Umlaut triggering is more complex. The triggers are particular suffixes: noun plurals in -er (e.g., Würmer ‘worms’), -e (Nüsse ‘nuts’), and zero (Mütter ‘mothers’), the diminutive -chen (Häuschen ‘little house’), comparatives and superlatives of adjectives (größerer ‘bigger’, am größten ‘biggest’), and 2nd/3rd singular present indicative (du fängst ‘you catch’, er fängt ‘s/he catches’), and a few others.  These suffixes have nothing in common morphosyntactically, and exclude related suffixes like noun plural -(e)n or diminutive -lein. And crucially, the triggering suffixes have no common segments on the surface. It is true that many of these suffixes once contained an *i, but many others never did, and Janda (1998) argues umlaut triggering had a morphemic characteristic in even the earliest written German. LP could of course posit these suffixes contain /i/-triggers which never surface—such a grammar is computable, and Bach & King (1970) try to make a proposal of this form work—but Gorman & Reiss (2025) suggest that such analyses are not considered by the language acquisition device (LAD).4  Thus we must admit the possibility that umlaut is triggered by specific morphemes, in line with Kisseberth’s ±R Trigger.

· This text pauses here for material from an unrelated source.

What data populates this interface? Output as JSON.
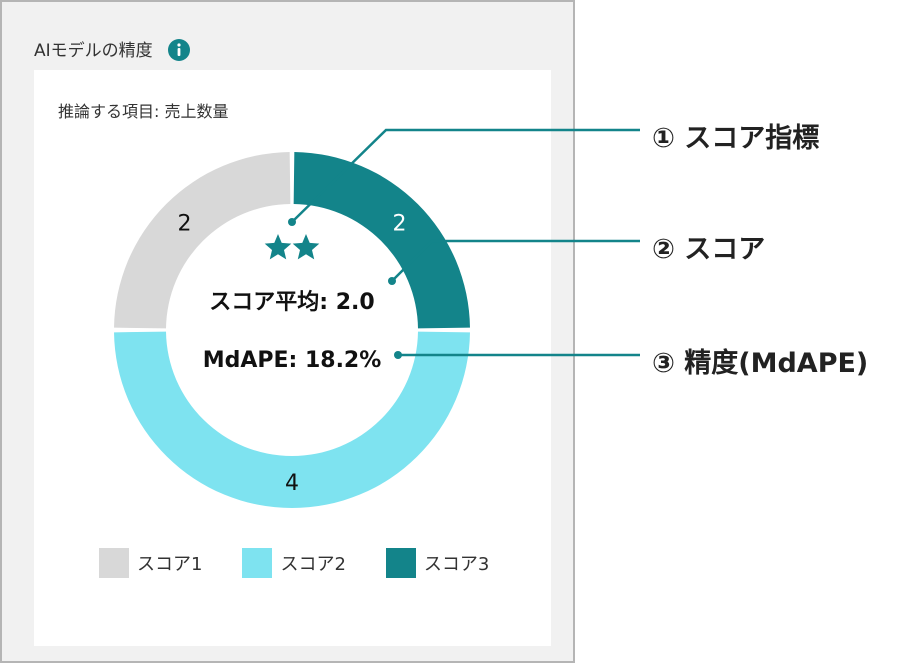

A counterexample to the first conjecture would involve some case where targeting must be a morphemic property—what such an example would look like, I don’t know—and a counterexample to the second conjecture would involve an argument that all apparent morphemic triggering is in fact computed within the narrow phonology.

Endnotes

  1.  One might imagine that some of these specifications are filled in by redundancy rules. For example, if R is productive (however that’s encoded…), maybe +R target and +R trigger are defaults but the opposite is true if a morpheme lacks the phonological or morphosyntactic properties needed to target and/or trigger R respectively. But Kisseberth doesn’t discuss this matter.
  2. In contrast, when R is a segment deletion rule, a segment targeted by R is fully-specified for reasons we discuss in Gorman & Reiss in press a.
  3. Of course, LP also assumes that children are epistemically bound to provide a narrow phonological analysis (like the IAP pattern), so this does not require further motivation.
  4. Gorman & Reiss (2025) specifically propose a LAD principle no wandering targets; to rule out the /i/-deletion analysis, one would want to generalize that principle from targets to triggers. I see no obstacles to doing so.

References

Bach, E. and King, R. D. 1970. Umlaut in Modern German. Glossa 4:3-21.
Gorman, K. and Reiss, C. 2025. How not to acquire exchange rules in Logical Phonology.
In Proceedings of the 2025 annual conference of the Canadian Linguistic Association.
Gorman, K. and Reiss, C. In press a. Natural class reasoning in segment deletion rules. Paper presented at the 56th annual meeting of the North East Linguistic Society, to appear in the proceeedings.
Gorman, K. and Reiss, C. In press b. Metaphony in Substance-Free Logical Phonology. Phonology to appear.
Inkelas, S. and Orgun, C. O. 1995. Level ordering and economy in the lexical phonology of Turkish. Language 71: 763-793.
Janda, R. D. 1998. German umlaut: Morpholexical all the way down from OHG to NHG (Two Stützepunkte for Romance metaphony). Rivista di Linguistica 10: 1563-232.
Kisseberth, C. W. 1970. The treatment of exceptions. Papers in Linguistics 2: 44-58.
Rubach, J. 2013. Exceptional segments in Polish. Natural Language & Linguistic Theory 31: 1139-1163.